Is anyone surprised by SB1062, the latest Arizona law to shock Americans-who-thought-we’d-gotten-over-all-that? Last time it was the Support Our Law Enforcement and Safe Neighborhoods Act, a.k.a. SB1070, which allowed police to stop anyone believed to be an illegal immigrant and demand their papers. The law was decried for effectively making Latino appearance a reasonable basis of suspicion and creating a license for police harassment.
This time it’s a bill that, if signed by Gov. Jan Brewer, would allow business owners to discriminate against gays and lesbians if homosexuality is an affront to their religious beliefs. Well — not quite. That is how the law is being portrayed in the media, but it is both worse than that and not quite so bad.
It is worse because it affirms a right to discriminate against anyone, not just those of non-traditional sexual orientation, on the basis of religious belief.
Yet it also is not so bad because it actually confers no new rights to discriminate. “In essence, the new law would not [change] much,” Robert Volk, professor of law at Boston University, told me. Even today, “anyone can discriminate against an individual based on sexual orientation in Arizona.”
This may come as a surprise. You might think that if you can’t bar a black man from your lunch counter, you can’t bar a gay one either. But sexual orientation, unlike race, is not protected under federal civil rights law, so it’s every state for itself.
This does not mean that Arizona’s law, should it make it past Governor Brewer’s desk, is entirely without consequence. It would supersede local non-discrimination ordinances. For example, the city of Tucson currently bars private companies — though not private clubs, such as, presumably, the many golf clubs that pock the desert with green — from discriminating on the basis of sexual orientation. If the new law takes effect, Tucson’s stronger protections will be dashed.

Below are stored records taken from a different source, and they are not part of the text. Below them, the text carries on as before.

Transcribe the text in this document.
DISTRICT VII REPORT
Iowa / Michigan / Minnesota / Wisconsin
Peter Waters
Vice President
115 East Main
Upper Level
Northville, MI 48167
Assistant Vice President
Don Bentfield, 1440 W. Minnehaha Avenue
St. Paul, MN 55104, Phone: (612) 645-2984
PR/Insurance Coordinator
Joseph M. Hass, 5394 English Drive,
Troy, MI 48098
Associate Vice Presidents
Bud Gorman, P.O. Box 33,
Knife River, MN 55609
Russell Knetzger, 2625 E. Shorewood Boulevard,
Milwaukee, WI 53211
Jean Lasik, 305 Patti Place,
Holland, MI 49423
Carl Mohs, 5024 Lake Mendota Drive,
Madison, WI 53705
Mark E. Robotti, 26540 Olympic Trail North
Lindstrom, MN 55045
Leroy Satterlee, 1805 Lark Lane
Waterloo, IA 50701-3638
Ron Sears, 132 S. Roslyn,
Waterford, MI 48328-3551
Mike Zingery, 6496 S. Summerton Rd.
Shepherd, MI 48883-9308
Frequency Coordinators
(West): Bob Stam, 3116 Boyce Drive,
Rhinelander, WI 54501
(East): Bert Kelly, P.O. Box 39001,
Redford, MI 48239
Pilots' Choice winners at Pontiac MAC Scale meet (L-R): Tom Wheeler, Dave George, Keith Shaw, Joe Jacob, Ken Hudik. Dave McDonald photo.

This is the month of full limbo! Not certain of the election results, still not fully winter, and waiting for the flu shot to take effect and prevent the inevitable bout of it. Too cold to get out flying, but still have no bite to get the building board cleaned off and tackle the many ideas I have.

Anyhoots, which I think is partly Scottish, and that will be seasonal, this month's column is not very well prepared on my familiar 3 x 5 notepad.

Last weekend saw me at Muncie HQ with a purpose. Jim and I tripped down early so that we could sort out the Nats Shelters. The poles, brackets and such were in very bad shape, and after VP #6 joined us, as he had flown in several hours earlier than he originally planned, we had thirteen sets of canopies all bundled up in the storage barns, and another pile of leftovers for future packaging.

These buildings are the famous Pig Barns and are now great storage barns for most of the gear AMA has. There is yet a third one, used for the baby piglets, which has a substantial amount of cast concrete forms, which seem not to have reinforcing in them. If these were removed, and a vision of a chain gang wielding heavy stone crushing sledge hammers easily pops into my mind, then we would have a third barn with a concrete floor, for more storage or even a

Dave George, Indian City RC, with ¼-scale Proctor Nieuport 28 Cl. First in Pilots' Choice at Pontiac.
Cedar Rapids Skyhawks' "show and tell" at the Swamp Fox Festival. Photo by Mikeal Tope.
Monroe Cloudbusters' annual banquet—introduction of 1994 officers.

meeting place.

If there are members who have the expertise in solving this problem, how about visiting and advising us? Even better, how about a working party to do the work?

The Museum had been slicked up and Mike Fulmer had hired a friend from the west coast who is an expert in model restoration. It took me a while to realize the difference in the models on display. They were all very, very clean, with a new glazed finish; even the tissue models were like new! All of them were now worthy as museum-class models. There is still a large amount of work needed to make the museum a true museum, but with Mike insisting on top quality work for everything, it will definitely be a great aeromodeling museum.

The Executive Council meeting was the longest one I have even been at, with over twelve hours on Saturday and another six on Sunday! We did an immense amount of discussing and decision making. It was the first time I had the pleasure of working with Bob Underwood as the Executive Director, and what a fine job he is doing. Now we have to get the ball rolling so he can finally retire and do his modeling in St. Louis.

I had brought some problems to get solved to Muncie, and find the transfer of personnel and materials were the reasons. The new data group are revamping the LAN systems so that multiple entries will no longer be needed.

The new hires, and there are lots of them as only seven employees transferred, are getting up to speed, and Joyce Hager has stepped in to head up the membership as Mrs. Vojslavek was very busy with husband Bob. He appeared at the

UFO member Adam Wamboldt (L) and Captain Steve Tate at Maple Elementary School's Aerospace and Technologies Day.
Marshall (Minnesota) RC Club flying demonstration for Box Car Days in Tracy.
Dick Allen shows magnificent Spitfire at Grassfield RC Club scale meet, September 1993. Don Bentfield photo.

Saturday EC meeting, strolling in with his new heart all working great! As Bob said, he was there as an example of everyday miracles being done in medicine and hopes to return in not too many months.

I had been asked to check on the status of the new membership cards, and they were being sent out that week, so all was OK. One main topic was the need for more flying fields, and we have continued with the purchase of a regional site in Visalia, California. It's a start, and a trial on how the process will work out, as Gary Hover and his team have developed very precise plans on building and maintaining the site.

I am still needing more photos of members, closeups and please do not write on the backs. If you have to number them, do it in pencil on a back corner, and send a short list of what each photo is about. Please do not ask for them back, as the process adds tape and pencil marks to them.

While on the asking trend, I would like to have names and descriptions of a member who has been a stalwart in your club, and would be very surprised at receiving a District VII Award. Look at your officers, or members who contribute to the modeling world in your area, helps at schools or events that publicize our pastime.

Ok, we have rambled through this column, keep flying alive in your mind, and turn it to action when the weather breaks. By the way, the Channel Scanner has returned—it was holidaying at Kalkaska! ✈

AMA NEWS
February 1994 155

At its heart, though, this law is not about municipal ordinances, and it is certainly not symbolic — a spasm of indignation of the sort we’ve come to expect from, say, Tea Party-aligned members of the House of Representatives who have voted dozens of times to repeal the Affordable Care Act.

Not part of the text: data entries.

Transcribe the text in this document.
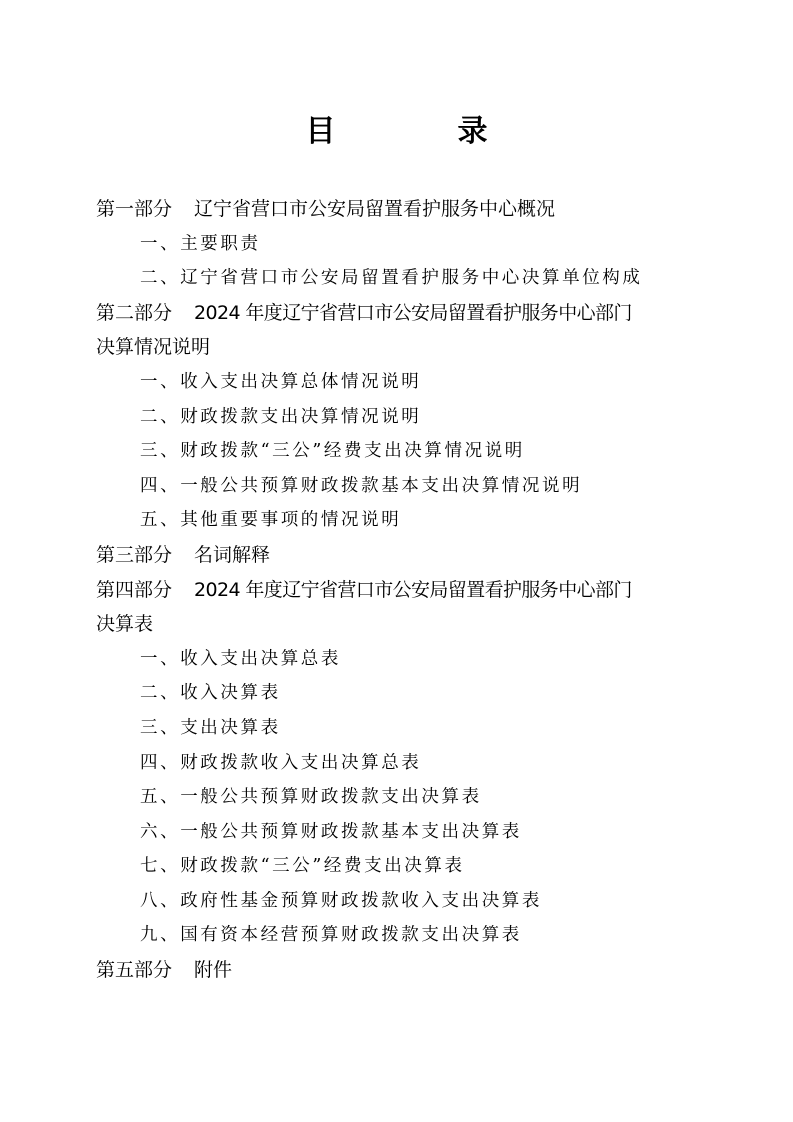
目　录
第一部分 辽宁省营口市公安局留置看护服务中心概况
一、主要职责
二、辽宁省营口市公安局留置看护服务中心决算单位构成
第二部分 2024 年度辽宁省营口市公安局留置看护服务中心部门
决算情况说明
一、收入支出决算总体情况说明
二、财政拨款支出决算情况说明
三、财政拨款“三公”经费支出决算情况说明
四、一般公共预算财政拨款基本支出决算情况说明
五、其他重要事项的情况说明
第三部分 名词解释
第四部分 2024 年度辽宁省营口市公安局留置看护服务中心部门
决算表
一、收入支出决算总表
二、收入决算表
三、支出决算表
四、财政拨款收入支出决算总表
五、一般公共预算财政拨款支出决算表
六、一般公共预算财政拨款基本支出决算表
七、财政拨款“三公”经费支出决算表
八、政府性基金预算财政拨款收入支出决算表
九、国有资本经营预算财政拨款支出决算表
第五部分 附件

According to Toni Massaro, professor of law at the University of Arizona, this legislation is an attempt to anticipate “other federal laws that may burden religious freedom.” These include provisions of the ACA, which mandate that employer-subsidized health insurance cover contraceptives. Retailer Hobby Lobby and cabinetmaker Conestoga Wood Specialties Corp. have advanced legal cases against those provisions, arguing that private companies owned by religious proprietors should be allowed to seek exemption from the mandate.
It all boils down to whether for-profit companies can engage in religious practice and take advantage of the constitutionally protected freedom of religious exercise. The legal questions are almost numbingly complicated and still unsolved. The Supreme Court will take up the Hobby Lobby and Conestoga cases this term.
But, looking into the future, what if these businesses succeed? What if the court agrees that free enterprise should be allowed to claim free exercise, just as Arizona’s legislature has now determined that the possession of sincerely held religious beliefs should allow business operators to claim exemptions from non-discrimination rules, such as Tucson’s?
Massaro has a solution in mind: require businesses that discriminate to disclose this fact. After all, exemption from anti-discrimination laws would be no secret: when the object of their discrimination comes a’calling, the businesses would have to announce their position to spurned customers. Disclosure would help unwanted patrons to avoid humiliation and wasted time.
As Massaro well understands — she defends her recommendation in an as-yet unpublished paper — a disclosure mandate would face its own legal challenges. Any time the government compels speech, free expression concerns arise.
A scenario in which businesses are allowed to discriminate without notice — a real possibility — may seem intractable, but, even then, there is room for citizen action. Armed with social media and wiki-style crowd sourcing, it would be simple for opponents of discrimination to compile and publish lists of offending businesses, to subject them to criticism, and to locate targets for boycotts.
Whether for-profit companies should be allowed religious exemptions from non-discrimination laws in the first place, and whether the conferral of such exemptions should compel disclosure — these are hard questions that must be given thoughtful attention in a pluralistic society that allows room for differences of opinion.
But for those who reject discrimination, the course is clear.
If exemptions eventually are granted, punish with your wallet.